Autodesk (ADSK) Insider Sale Notice: 22,420 Shares Planned
Rhea-AI Filing Summary
Autodesk Inc. (ADSK) Form 144: A notice filed for the proposed sale of 22,420 shares of common stock to be executed through Morgan Stanley Smith Barney LLC on or about 09/05/2025 on NASDAQ. The filing states an aggregate market value of $7,258,434.64 and lists total shares outstanding as 213,000,000. The reported shares were acquired from the issuer earlier in 2025 as restricted stock (02/01/2025) and as performance shares and restricted stock (03/27/2025), with component amounts of 20,337, 12,070, and 8,313 shown in the acquisition table. No securities of the issuer were reported sold by the filer in the prior three months. The filer makes the standard representation that they are not aware of undisclosed material adverse information.
Positive
- Full disclosure of planned sale including broker, planned date, and aggregate market value
- Acquisition history provided showing restricted stock and performance share grants with dates
- No securities sold in prior three months (reduces aggregation complexity for Rule 144 calculations)
Negative
- Large aggregate market value reported ($7,258,434.64) which may attract investor attention
- No 10b5-1 plan date indicated in the filing, so the sale may not be part of a pre-established trading plan
Insights
TL;DR: Form 144 reports an insider sale notice for 22,420 ADSK shares worth $7.26M, disclosing acquisition dates and sale broker.
The filing is a routine Rule 144 notice documenting the proposed resale of restricted and performance shares received from the issuer in 2025. It specifies the broker, expected sale date, number of shares, aggregate market value, and total shares outstanding, satisfying disclosure requirements for an intended sale under Rule 144. There are no reported prior sales in the past three months by the filer, which is relevant for aggregation rules. The filing contains no additional commentary on motives, trading plan adoption date, or other forward-looking details.

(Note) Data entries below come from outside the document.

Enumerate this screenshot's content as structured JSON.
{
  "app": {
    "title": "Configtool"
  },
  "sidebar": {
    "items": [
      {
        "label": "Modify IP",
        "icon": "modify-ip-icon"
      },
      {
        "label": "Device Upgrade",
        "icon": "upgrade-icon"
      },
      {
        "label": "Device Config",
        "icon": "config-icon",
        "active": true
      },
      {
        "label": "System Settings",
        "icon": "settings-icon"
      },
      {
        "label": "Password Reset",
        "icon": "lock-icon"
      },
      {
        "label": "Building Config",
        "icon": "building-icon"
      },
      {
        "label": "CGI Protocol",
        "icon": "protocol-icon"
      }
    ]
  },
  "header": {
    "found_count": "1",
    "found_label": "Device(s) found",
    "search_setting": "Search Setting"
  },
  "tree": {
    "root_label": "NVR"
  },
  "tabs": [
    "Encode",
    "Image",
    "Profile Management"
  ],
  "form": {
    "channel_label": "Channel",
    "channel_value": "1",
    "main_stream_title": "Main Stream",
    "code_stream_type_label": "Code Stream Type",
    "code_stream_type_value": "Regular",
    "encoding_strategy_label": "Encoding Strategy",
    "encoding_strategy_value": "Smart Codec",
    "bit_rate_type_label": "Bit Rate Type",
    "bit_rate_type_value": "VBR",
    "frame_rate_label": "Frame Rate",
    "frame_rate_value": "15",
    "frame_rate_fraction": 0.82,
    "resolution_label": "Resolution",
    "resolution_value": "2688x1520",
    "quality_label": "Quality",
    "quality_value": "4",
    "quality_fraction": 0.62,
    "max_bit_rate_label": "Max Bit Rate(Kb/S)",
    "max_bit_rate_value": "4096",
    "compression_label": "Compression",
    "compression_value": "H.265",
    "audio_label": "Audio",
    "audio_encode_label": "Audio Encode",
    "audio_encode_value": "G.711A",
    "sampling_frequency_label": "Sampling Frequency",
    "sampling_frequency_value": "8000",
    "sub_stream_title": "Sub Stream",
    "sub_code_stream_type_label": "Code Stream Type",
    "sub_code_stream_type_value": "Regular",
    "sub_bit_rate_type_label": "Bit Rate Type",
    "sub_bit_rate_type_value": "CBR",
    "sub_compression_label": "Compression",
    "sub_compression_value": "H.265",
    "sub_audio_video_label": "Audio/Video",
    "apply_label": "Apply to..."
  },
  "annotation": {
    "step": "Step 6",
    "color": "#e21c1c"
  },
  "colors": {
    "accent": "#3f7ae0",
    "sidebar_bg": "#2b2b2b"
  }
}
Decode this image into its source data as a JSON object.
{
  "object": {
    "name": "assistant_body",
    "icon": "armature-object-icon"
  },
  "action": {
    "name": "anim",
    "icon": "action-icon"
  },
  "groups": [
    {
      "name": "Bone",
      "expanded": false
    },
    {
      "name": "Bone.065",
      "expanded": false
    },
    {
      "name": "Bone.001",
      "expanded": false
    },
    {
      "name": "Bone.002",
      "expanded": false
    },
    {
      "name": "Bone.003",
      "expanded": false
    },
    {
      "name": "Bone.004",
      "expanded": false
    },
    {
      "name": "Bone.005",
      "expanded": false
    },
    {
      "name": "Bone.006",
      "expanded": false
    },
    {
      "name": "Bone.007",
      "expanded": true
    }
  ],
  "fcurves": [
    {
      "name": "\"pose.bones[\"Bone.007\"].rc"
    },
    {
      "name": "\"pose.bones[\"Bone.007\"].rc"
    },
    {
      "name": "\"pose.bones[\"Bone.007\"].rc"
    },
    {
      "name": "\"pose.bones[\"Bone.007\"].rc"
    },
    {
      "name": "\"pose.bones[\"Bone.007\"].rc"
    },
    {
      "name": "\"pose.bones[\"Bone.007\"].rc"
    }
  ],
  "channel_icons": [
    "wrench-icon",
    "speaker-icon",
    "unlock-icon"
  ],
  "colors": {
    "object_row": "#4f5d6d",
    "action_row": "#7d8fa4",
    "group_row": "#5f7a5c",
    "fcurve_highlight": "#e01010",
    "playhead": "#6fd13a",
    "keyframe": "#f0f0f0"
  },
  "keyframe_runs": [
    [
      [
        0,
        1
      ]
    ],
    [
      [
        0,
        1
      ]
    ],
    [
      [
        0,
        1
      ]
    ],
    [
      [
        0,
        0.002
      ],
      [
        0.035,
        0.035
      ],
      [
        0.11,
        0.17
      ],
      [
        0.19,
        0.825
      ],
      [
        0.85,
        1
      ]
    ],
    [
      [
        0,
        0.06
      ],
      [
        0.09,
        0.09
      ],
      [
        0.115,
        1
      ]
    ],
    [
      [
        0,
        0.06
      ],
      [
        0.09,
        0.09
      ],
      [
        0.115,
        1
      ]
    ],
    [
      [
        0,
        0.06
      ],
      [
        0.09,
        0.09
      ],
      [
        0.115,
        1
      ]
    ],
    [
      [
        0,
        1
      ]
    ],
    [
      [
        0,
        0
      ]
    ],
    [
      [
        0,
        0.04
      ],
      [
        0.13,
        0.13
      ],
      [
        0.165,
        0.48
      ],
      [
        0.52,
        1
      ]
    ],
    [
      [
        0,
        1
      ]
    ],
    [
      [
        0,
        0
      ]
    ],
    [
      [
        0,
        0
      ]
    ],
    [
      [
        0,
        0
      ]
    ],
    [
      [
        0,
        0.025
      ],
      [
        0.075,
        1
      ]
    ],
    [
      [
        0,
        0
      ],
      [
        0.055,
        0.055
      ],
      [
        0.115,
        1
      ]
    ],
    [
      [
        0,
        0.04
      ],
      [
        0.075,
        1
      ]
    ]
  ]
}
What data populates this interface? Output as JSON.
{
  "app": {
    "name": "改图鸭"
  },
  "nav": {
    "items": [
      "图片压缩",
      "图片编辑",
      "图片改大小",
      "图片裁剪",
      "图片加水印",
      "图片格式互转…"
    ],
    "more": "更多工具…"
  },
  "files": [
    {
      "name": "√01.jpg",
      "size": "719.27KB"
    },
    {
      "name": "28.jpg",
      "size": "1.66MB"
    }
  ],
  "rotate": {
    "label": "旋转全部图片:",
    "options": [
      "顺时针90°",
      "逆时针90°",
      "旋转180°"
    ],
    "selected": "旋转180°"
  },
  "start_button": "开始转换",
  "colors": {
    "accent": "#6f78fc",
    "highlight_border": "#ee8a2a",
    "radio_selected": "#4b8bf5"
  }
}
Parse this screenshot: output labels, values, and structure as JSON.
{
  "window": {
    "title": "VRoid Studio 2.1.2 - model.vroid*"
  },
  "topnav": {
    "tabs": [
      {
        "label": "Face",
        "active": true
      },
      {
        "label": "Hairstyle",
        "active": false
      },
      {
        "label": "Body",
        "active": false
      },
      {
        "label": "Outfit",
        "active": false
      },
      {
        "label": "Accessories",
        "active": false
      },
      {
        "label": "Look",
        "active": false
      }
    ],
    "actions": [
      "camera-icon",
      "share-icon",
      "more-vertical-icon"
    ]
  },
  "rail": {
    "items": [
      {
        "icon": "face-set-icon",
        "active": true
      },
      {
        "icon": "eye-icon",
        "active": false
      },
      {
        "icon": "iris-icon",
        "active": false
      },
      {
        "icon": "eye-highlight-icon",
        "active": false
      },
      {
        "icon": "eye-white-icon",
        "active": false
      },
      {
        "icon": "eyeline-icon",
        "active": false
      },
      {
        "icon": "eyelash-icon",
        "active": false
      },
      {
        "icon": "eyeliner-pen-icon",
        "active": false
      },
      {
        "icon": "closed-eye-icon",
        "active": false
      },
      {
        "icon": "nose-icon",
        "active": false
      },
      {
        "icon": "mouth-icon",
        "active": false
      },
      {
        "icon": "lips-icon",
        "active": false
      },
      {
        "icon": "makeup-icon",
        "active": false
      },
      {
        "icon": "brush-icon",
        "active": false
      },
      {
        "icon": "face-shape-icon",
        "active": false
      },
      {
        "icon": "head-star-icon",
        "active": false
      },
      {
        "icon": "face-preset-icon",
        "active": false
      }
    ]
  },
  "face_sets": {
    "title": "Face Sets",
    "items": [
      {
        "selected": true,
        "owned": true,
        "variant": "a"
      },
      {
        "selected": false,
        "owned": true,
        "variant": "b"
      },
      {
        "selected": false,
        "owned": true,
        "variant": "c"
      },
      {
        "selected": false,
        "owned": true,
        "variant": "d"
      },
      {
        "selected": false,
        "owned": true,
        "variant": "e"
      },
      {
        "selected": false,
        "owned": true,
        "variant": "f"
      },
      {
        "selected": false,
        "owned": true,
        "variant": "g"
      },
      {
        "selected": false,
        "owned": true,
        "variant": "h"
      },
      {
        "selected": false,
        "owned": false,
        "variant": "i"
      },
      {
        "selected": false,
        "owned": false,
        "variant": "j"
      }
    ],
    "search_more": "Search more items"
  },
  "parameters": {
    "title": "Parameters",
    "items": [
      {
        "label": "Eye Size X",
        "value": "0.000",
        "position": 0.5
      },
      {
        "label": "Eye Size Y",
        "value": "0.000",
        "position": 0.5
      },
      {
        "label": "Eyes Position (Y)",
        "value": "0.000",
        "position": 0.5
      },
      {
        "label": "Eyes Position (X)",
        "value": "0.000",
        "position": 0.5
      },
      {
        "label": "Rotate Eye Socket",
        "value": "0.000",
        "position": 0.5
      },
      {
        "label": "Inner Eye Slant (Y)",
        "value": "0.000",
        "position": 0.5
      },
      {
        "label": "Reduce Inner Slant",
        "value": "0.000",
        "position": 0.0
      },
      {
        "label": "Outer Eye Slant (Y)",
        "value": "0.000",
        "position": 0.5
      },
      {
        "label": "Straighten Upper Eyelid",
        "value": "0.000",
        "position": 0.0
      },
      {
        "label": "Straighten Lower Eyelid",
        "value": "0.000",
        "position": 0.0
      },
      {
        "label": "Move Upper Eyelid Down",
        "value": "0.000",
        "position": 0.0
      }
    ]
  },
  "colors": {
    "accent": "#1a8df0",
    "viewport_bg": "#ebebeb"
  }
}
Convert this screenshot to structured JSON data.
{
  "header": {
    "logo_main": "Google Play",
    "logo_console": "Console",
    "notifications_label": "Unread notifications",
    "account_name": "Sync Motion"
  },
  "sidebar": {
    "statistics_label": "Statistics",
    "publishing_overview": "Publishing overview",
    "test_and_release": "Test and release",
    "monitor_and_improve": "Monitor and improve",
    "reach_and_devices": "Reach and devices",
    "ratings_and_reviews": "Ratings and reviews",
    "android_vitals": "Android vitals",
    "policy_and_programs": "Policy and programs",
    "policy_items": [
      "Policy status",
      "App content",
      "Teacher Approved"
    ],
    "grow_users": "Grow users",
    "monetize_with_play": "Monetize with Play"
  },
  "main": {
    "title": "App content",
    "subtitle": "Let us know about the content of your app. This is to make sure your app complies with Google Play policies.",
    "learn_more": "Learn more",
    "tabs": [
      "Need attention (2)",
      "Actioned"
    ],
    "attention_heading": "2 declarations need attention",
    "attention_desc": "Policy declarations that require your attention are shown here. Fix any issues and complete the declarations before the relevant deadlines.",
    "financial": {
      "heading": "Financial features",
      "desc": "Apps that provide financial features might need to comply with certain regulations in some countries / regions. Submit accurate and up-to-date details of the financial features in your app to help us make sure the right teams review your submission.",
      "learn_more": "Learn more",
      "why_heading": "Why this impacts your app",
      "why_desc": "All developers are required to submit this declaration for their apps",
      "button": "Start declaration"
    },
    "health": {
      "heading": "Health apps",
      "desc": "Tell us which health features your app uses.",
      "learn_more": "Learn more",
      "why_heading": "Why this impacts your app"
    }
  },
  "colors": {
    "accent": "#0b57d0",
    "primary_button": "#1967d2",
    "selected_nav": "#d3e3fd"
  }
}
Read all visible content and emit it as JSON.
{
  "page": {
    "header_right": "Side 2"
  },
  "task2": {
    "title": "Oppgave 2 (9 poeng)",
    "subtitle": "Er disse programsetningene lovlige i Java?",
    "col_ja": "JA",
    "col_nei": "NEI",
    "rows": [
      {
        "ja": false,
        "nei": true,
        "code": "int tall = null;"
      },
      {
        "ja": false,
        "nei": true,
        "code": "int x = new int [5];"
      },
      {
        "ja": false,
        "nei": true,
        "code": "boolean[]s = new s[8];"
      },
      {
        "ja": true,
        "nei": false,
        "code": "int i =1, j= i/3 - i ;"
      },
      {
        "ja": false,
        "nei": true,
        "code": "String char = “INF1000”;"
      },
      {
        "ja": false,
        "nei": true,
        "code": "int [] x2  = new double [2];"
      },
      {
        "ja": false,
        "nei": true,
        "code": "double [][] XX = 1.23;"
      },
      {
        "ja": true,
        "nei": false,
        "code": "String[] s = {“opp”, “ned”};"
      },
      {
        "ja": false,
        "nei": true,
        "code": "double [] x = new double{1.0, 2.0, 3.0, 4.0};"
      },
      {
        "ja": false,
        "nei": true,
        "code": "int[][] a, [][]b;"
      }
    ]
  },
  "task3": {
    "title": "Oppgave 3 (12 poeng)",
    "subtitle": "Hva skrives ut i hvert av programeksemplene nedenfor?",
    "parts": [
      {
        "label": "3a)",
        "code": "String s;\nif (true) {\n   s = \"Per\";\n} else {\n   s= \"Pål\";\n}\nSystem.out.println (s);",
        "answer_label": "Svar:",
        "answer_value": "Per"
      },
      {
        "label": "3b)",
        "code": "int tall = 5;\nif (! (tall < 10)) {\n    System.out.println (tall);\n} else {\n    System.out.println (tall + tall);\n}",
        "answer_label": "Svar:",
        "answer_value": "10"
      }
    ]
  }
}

TL;DR: The notice is a compliance disclosure of a planned insider sale; it provides clear acquisition history and counterparty information.
The document appropriately lists the source of shares (issuer grants) and segregates restricted stock and performance shares with acquisition dates. Inclusion of the executing broker and planned exchange meets standard transparency expectations for executive insider dispositions. The filer also affirms absence of undisclosed material adverse information, but the filing does not indicate a 10b5-1 plan adoption date or any contractual restrictions beyond the acquisition type.